Role: The purpose of the SEQUENCE class is to represent all types of sequence information that may be associated with various map markers, with the exception of primer sequences which have their own (simplified) data type. That is, rather than making the actual text sequences physically part of each such record, all sequences are stored in a separate table and associated with the appropriate map marker through a join operation. Only one SEQUENCE record of a given seq_type can be associated with a given map marker. Other restrictions may apply as well, e.g., you would not expect to associate a sequence with a RAPD.
How/Who enters: Currently known SEQUENCES are entered initially by the DB Admin, as part of entering the information for known map markers. In the future, it is expected that authorized submitters will add/update SEQUENCES in the course of describing various map markers.

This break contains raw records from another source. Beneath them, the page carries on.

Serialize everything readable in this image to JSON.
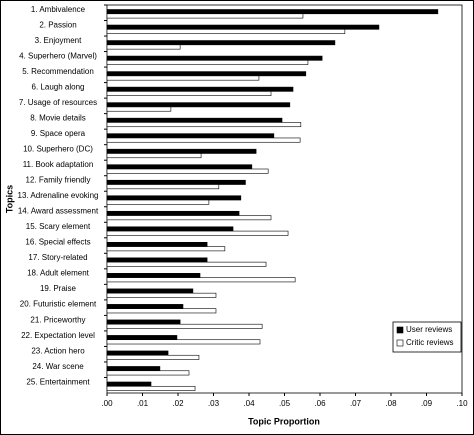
{
  "chart_data": {
    "type": "hbar",
    "xlabel": "Topic Proportion",
    "ylabel": "Topics",
    "categories": [
      "1. Ambivalence",
      "2. Passion",
      "3. Enjoyment",
      "4. Superhero (Marvel)",
      "5. Recommendation",
      "6. Laugh along",
      "7. Usage of resources",
      "8. Movie details",
      "9. Space opera",
      "10. Superhero (DC)",
      "11. Book adaptation",
      "12. Family friendly",
      "13. Adrenaline evoking",
      "14. Award assessment",
      "15. Scary element",
      "16. Special effects",
      "17. Story-related",
      "18. Adult element",
      "19. Praise",
      "20. Futuristic element",
      "21. Priceworthy",
      "22. Expectation level",
      "23. Action hero",
      "24. War scene",
      "25. Entertainment"
    ],
    "series": [
      {
        "name": "User reviews",
        "color": "#000000",
        "values": [
          0.0932,
          0.0766,
          0.0642,
          0.0606,
          0.056,
          0.0524,
          0.0515,
          0.0493,
          0.047,
          0.042,
          0.0408,
          0.039,
          0.0377,
          0.0372,
          0.0355,
          0.0282,
          0.0282,
          0.0262,
          0.0242,
          0.0214,
          0.0206,
          0.0197,
          0.0172,
          0.0149,
          0.0124
        ]
      },
      {
        "name": "Critic reviews",
        "color": "#ffffff",
        "values": [
          0.0552,
          0.067,
          0.0206,
          0.0566,
          0.0428,
          0.0462,
          0.018,
          0.0546,
          0.0544,
          0.0265,
          0.0454,
          0.0315,
          0.0287,
          0.0462,
          0.051,
          0.0332,
          0.0448,
          0.053,
          0.0307,
          0.0307,
          0.0437,
          0.0431,
          0.0259,
          0.0231,
          0.0248
        ]
      }
    ],
    "xlim": [
      0,
      0.1
    ],
    "xticks": [
      {
        "value": 0,
        "label": ".00"
      },
      {
        "value": 0.01,
        "label": ".01"
      },
      {
        "value": 0.02,
        "label": ".02"
      },
      {
        "value": 0.03,
        "label": ".03"
      },
      {
        "value": 0.04,
        "label": ".04"
      },
      {
        "value": 0.05,
        "label": ".05"
      },
      {
        "value": 0.06,
        "label": ".06"
      },
      {
        "value": 0.07,
        "label": ".07"
      },
      {
        "value": 0.08,
        "label": ".08"
      },
      {
        "value": 0.09,
        "label": ".09"
      },
      {
        "value": 0.1,
        "label": ".10"
      }
    ],
    "legend": "lower right"
  }
}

Security: Only authorized submitters are allowed to add new SEQUENCE records to the database; as always, submissions are tagged with the time and the identity of the submitter. Additions to related_pubs are allowed, as usual, but all other fields can be changed only by DB_Admin once the submission has been made.
| Superclasses: | GENERIC_OBJECT | |
| DATA_ITEM | comments, primary_pub, related_pubs, record_status |
marker_id (CLONED_GENE, REQUIRED). Contains the zdb_id of the CLONED_GENE which this SEQUENCE record describes.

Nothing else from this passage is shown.